IL FEDERALISTA

rivista di politica

 

Anno XXV, 1983, Numero 1-2, Pagina 13

 

 

A PROPOSITO DEL PROGETTO MI-TO
 
 
Quale giudizio dare del progetto Mi-To in un’ottica federalista? Un giudizio, credo, nettamente negativo.
Valgano a questo proposito alcune brevi considerazioni, che riguardano esclusivamente la filosofia della proposta e non i dettagli del suo contenuto.
1. Il territorio della Comunità europea, pur nella sua infinitamente varia articolazione, ha acquisito un tale grado di’ interdipendenza da rendere assai discutibile l’idea di proporre un progetto così ambizioso, e che richiederebbe un impegno colossale di risorse, senza inserirlo in uno schema — anche se per ora soltanto ipotetico — di piano di riequilibrio territoriale che riguardi l’intera Europa occidentale. Questo respiro europeo manca al progetto Mi-To, che prende in considerazione i rapporti tra le aree metropolitane milanese e torinese prescindendo dal contesto più vasto in cui essi si collocano.
2. Se si assume un punto di vista europeo, si constata che il problema cruciale della pianificazione del territorio è oggi quello di contrastare un processo di polarizzazione che interessa l’intero continente e che spinge alla crescente congestione delle zone intasate del centro geografico del territorio della Comunità e alla desertificazione delle aree periferiche. Le aree metropolitane di Milano e di Torino fanno parte delle prime, mentre il Sud dell’Italia è una delle periferie europee più gravemente sottosviluppate. Di fronte al problema dell’allocazione più razionale di risorse scarse, e quindi dell’individuazione di precise priorità, sembra indubbio che ad un progetto che si propone, attraverso imponenti misure di «razionalizzazione», di far affluire una quantità ancor maggiore di risorse nell’area più congestionata d’Italia sarebbe da preferire un’ipotesi di lavoro che si proponesse di valorizzare la vocazione naturale di cerniera che hanno le aree lombarda e piemontese tra il Nord-Europa e la parte meno sviluppata del nostro paese.

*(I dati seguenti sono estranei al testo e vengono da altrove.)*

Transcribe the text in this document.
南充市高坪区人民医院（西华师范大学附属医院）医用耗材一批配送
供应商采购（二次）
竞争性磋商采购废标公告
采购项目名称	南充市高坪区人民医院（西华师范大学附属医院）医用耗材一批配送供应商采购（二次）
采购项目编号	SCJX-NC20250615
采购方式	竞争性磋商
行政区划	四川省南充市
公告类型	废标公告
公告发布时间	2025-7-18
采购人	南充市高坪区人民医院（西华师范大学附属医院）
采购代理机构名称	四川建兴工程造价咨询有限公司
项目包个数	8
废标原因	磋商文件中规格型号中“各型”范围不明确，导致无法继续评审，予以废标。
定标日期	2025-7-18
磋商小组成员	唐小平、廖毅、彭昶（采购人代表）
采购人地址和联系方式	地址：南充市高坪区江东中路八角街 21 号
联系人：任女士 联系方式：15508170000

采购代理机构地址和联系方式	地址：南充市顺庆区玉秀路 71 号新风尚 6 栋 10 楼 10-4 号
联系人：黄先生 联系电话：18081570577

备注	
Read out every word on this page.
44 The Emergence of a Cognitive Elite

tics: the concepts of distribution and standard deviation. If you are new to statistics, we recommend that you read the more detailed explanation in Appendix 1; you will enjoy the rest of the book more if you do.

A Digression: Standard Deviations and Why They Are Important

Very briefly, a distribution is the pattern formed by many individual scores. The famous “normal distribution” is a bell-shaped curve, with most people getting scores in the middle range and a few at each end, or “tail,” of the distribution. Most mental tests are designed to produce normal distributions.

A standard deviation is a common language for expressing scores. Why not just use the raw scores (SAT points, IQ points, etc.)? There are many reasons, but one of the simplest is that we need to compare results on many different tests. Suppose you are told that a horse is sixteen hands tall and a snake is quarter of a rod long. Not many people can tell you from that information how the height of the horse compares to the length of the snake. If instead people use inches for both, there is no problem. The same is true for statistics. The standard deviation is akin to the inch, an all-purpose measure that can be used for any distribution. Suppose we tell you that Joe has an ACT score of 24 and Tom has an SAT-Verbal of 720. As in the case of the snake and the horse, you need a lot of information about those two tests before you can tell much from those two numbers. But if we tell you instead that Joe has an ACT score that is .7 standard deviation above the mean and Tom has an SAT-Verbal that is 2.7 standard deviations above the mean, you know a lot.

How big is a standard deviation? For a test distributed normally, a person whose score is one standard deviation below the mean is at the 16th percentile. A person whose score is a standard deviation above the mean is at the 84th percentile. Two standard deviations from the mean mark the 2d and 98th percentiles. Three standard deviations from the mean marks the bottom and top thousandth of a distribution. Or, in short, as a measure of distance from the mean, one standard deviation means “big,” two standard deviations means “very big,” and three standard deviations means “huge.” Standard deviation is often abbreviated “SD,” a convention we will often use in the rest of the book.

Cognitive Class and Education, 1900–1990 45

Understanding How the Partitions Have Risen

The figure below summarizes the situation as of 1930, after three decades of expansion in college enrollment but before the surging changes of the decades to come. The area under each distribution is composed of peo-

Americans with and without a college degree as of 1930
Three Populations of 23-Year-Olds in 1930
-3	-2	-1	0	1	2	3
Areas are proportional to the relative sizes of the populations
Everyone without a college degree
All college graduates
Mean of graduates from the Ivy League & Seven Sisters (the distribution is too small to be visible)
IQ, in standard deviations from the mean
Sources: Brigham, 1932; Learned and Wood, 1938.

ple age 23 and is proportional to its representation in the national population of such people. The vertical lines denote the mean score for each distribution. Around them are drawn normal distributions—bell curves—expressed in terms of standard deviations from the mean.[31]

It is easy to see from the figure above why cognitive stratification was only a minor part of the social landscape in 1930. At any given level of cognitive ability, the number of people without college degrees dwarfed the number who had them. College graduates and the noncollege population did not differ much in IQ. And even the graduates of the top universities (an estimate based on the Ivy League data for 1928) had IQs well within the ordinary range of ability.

In questa ottica sarebbero da privilegiare la costruzione — o il completamento — di grandi assi tangenziali che, tagliando fuori le aree metropolitane vere e proprie, potenzino le correnti di traffico tra i paesi europei a nord e a ovest dell’Italia e le regioni del centro-sud, realizzando il duplice obiettivo di decongestionare le porzioni di territorio più intasate e di far affluire risorse verso la parte della penisola minacciata dalla desertificazione.
3. Nel quadro più ristretto dell’Italia settentrionale non sembra comunque da condividere la prospettiva di favorire l’ulteriore afflusso di risorse verso il centro, accentuando l’espansione urbana radiale di Milano e di Torino, ma parrebbe piuttosto opportuno puntare su di uno sviluppo urbano «circolare» che, secondo gli studiosi del territorio più attenti al problema, è prefigurato dal tracciato autostradale Torino-Piacenza-Modena-Verona-Brennero.
4. In un’epoca nella quale il progresso tecnologico — e dell’informatica in particolare — consente di ridurre le dimensioni sia delle unità produttive che delle istituzioni che forniscono servizi senza comprometterne l’efficienza — ed anzi diminuendo fortemente i rischi di colossali paralisi nei meccanismi di produzione e distribuzione di beni e servizi — appare paradossale ispirare un progetto di pianificazione territoriale alla filosofia della specializzazione delle funzioni (cioè quella stessa che ha causato l’attuale grado di degenerazione della civiltà urbana) con il suo seguito di violenza e sradicamento sociale, quando, per la prima volta dall’inizio della Rivoluzione industriale, si manifesta una concreta possibilità di invertire la tendenza e di ridare ad ogni porzione del territorio quell’elevato grado di multifunzionalità che costituisce il presupposto fondamentale di qualunque miglioramento effettivo della qualità della vita e del riformarsi di comunità socialmente sane e radicate nel territorio. Un uso corretto degli strumenti messi oggi a disposizione degli uomini dai progressi della tecnologia comporta la massima dispersione delle funzioni (dove possibile fino al livello del quartiere) e non la loro massima concentrazione.
Per questo è difficile sottrarsi all’impressione che il progetto Mi-To sia il tentativo di impiegare la tecnologia dell’era postindustriale per realizzare una filosofia dell’organizzazione del territorio sorpassata da mezzo secolo.